Assayas is a true auteur, having written every film he has directed. Though he was lumped into a group of filmmakers coined the New French Extreme by critic James Quandt, Assayas’ films (on a whole) are perhaps the least provocative or transgressive of those of the other filmmakers within the group. They are, however, often strong social and political critiques, challenging the status quo of the moments he is creating on film.
And how can that not be, coming of age in the late 1960s? In his own words, he was “defined by the politics of May ’68.” His film language is informed by Robert Bresson, but his biggest intellectual influence is Guy Debord, Marxist theorist, philosopher, and founder of a Letterist faction and Situationist International. Debord’s best known work is the 1967 book and 1973 film The Society of the Spectacle, which aims to “wake up the spectator who has been drugged by spectacular images…through radical action in the form of the construction of situations…situations that bring a revolutionary reordering of life, politics, and art.”
At the unforgettable end of Irma Vep, Debord’s influence is given center stage, at the service of Olivier Assayas, Remy Vidal, and the film itself.
Though Irma Vep is a critique of the French film industry and art’s commercialism of the time, the film was given enough funding by the French government to nimbly shoot on Super 16mm over four weeks (with the silent B&W film-within-the-film shot on 35mm).
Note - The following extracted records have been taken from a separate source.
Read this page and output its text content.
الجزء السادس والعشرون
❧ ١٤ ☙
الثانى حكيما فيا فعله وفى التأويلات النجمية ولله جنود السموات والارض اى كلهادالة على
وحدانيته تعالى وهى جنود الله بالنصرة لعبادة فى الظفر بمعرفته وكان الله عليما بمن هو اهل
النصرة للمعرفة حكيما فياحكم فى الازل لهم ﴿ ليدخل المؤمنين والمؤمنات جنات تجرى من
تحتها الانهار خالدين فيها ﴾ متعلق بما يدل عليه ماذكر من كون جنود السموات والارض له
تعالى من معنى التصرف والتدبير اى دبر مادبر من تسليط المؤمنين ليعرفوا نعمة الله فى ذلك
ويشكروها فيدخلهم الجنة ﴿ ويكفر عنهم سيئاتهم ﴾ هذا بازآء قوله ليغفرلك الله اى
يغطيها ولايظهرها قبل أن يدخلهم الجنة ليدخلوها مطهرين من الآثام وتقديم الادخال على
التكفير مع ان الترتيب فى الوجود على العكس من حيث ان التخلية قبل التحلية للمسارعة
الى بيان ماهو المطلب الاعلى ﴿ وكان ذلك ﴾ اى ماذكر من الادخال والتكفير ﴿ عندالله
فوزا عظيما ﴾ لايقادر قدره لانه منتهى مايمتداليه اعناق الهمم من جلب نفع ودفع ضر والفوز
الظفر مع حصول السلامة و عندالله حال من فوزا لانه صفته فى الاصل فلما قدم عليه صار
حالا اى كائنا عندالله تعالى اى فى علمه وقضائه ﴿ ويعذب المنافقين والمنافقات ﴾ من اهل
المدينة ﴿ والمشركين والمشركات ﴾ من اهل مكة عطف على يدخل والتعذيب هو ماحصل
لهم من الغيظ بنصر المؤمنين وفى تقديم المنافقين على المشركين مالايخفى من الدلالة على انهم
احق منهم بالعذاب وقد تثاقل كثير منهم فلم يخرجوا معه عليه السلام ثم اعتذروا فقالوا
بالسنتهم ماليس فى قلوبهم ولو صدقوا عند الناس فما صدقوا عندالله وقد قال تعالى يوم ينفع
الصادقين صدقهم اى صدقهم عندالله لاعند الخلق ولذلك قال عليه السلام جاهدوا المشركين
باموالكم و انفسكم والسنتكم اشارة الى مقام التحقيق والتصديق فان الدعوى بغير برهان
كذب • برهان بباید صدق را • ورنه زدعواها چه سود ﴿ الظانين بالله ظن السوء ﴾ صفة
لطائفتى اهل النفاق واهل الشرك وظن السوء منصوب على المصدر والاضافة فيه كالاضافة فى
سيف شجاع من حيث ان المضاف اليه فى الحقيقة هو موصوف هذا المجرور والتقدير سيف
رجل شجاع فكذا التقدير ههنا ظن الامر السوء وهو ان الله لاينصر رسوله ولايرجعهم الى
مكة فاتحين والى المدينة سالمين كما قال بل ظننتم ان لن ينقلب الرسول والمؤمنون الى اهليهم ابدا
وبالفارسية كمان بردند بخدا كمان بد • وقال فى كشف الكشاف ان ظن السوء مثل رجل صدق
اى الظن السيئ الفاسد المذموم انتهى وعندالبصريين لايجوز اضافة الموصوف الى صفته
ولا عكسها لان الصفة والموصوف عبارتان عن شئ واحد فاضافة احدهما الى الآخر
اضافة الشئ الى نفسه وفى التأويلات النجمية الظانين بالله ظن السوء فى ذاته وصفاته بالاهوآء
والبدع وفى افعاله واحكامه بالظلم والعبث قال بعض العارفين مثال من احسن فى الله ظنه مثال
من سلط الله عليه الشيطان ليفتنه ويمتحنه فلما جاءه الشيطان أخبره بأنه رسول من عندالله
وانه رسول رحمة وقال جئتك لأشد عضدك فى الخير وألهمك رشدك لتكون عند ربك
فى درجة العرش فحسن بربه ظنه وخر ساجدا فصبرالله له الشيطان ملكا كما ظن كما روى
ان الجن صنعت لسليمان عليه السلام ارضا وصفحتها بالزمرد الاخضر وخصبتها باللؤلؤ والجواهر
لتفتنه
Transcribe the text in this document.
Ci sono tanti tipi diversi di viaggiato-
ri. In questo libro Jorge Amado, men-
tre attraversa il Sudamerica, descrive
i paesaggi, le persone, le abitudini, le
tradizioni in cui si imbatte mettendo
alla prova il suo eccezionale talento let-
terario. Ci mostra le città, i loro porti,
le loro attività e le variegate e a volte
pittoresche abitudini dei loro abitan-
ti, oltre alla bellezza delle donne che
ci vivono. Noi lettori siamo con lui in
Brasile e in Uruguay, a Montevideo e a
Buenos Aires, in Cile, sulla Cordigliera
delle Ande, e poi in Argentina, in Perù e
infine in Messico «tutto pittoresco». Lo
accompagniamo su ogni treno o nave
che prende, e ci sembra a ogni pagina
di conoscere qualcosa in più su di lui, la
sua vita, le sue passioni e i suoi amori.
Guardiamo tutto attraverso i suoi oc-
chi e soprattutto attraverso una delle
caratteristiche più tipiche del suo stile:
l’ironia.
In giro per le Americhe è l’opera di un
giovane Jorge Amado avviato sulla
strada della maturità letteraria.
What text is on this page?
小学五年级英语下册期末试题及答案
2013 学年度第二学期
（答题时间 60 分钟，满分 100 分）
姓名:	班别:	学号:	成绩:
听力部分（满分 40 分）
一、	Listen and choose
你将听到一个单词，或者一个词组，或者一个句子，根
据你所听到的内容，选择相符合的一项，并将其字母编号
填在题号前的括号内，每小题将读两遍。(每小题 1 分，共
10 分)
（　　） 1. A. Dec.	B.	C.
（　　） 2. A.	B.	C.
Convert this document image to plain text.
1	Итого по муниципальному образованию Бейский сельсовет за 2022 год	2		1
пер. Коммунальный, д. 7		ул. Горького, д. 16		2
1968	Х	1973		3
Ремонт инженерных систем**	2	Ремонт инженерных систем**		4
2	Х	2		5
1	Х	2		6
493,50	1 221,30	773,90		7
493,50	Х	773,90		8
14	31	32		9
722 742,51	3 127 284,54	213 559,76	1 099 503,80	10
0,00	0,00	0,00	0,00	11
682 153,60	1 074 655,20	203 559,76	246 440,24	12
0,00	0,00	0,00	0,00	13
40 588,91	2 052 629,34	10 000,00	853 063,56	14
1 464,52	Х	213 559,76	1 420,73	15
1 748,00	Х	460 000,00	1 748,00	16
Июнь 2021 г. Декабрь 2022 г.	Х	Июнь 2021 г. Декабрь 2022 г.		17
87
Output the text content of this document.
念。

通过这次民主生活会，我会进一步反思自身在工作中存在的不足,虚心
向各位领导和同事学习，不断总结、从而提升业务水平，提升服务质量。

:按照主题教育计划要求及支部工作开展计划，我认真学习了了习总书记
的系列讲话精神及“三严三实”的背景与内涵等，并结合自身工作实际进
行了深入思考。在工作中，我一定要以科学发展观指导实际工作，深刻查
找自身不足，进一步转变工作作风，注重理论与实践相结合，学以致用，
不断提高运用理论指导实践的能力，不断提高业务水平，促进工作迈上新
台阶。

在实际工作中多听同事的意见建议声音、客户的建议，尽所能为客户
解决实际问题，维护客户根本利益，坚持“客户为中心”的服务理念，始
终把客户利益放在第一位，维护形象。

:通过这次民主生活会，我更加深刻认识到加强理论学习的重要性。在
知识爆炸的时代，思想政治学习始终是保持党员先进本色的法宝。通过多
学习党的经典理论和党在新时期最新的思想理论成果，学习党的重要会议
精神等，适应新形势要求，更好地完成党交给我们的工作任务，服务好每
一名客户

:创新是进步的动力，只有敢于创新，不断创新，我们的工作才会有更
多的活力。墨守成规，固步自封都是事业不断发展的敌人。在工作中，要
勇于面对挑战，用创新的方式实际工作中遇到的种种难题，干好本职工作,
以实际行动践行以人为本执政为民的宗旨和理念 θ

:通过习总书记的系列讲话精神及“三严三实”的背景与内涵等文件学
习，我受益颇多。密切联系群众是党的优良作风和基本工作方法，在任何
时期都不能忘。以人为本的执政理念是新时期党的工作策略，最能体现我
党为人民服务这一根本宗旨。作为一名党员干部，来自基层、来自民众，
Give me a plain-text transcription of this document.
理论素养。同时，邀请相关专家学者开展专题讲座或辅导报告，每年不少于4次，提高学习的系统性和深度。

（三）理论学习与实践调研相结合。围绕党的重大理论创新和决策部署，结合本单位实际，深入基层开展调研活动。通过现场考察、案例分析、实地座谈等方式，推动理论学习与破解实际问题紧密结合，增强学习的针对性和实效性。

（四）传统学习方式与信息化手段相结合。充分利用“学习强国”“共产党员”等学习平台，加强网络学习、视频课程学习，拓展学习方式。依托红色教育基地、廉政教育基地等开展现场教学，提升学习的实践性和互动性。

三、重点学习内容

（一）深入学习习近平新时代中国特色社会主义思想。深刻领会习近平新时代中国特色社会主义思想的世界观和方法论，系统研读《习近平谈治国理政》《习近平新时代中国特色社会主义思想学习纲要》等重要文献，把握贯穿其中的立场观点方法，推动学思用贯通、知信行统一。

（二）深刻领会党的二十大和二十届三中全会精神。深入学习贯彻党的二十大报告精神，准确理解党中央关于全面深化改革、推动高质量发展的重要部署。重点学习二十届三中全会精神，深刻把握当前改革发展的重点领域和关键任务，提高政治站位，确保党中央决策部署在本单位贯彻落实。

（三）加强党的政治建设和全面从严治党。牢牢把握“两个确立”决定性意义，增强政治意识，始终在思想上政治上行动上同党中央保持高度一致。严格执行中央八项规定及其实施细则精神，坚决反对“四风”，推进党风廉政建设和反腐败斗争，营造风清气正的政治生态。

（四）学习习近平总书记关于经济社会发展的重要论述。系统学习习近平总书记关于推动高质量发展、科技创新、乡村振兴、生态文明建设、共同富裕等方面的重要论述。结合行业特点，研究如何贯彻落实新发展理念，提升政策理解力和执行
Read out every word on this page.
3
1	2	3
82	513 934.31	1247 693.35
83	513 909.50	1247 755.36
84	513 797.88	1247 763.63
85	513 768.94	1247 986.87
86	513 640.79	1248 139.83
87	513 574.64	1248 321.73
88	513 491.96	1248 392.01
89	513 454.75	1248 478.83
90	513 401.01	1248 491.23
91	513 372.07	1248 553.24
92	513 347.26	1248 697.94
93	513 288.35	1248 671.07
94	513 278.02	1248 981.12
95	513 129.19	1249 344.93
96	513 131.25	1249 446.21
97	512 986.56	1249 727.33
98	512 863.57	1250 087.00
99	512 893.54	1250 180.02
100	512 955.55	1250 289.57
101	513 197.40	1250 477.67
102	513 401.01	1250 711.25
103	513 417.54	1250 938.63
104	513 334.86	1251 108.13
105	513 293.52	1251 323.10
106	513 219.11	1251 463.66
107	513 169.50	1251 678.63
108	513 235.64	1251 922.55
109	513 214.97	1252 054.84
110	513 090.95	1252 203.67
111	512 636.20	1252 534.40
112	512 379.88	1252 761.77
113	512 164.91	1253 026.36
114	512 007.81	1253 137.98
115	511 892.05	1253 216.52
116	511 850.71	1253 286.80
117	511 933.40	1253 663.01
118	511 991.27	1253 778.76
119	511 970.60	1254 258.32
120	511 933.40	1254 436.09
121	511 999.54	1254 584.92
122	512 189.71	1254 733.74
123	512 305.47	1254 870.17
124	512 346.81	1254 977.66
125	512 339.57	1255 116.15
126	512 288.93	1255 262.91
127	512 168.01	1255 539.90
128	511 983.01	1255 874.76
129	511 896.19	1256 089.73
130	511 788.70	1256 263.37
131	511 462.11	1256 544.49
Industry and social critiques aside, the film remains Assayas’ most commercially successful film to date. Then again, HBO’s Irma Vep has yet to make its debut…
Irma Vep screens at IU Cinema on December 9 at 7 pm. This screening is the inaugural program of an annual series called Jon Vickers Pics, which honors IU Cinema’s founding director emeritus and is endowed by Darlene J. Sadlier and James O. Naremore, two immensely important figures in the development of IU Cinema. Thanks to them both for their many contributions to IU Cinema, including the endowment of this series. The screening will be followed by a short conversation about the film between Jon Vickers and James Naremore.
Jon Vickers is the founding director emeritus of IU Cinema. His tenure included ‘building community’ through film experiences since the early 1990s, having opened and built programs for three thriving art cinemas in the Midwest. Favorite film: Dead Man (Jim Jarmusch, 1995).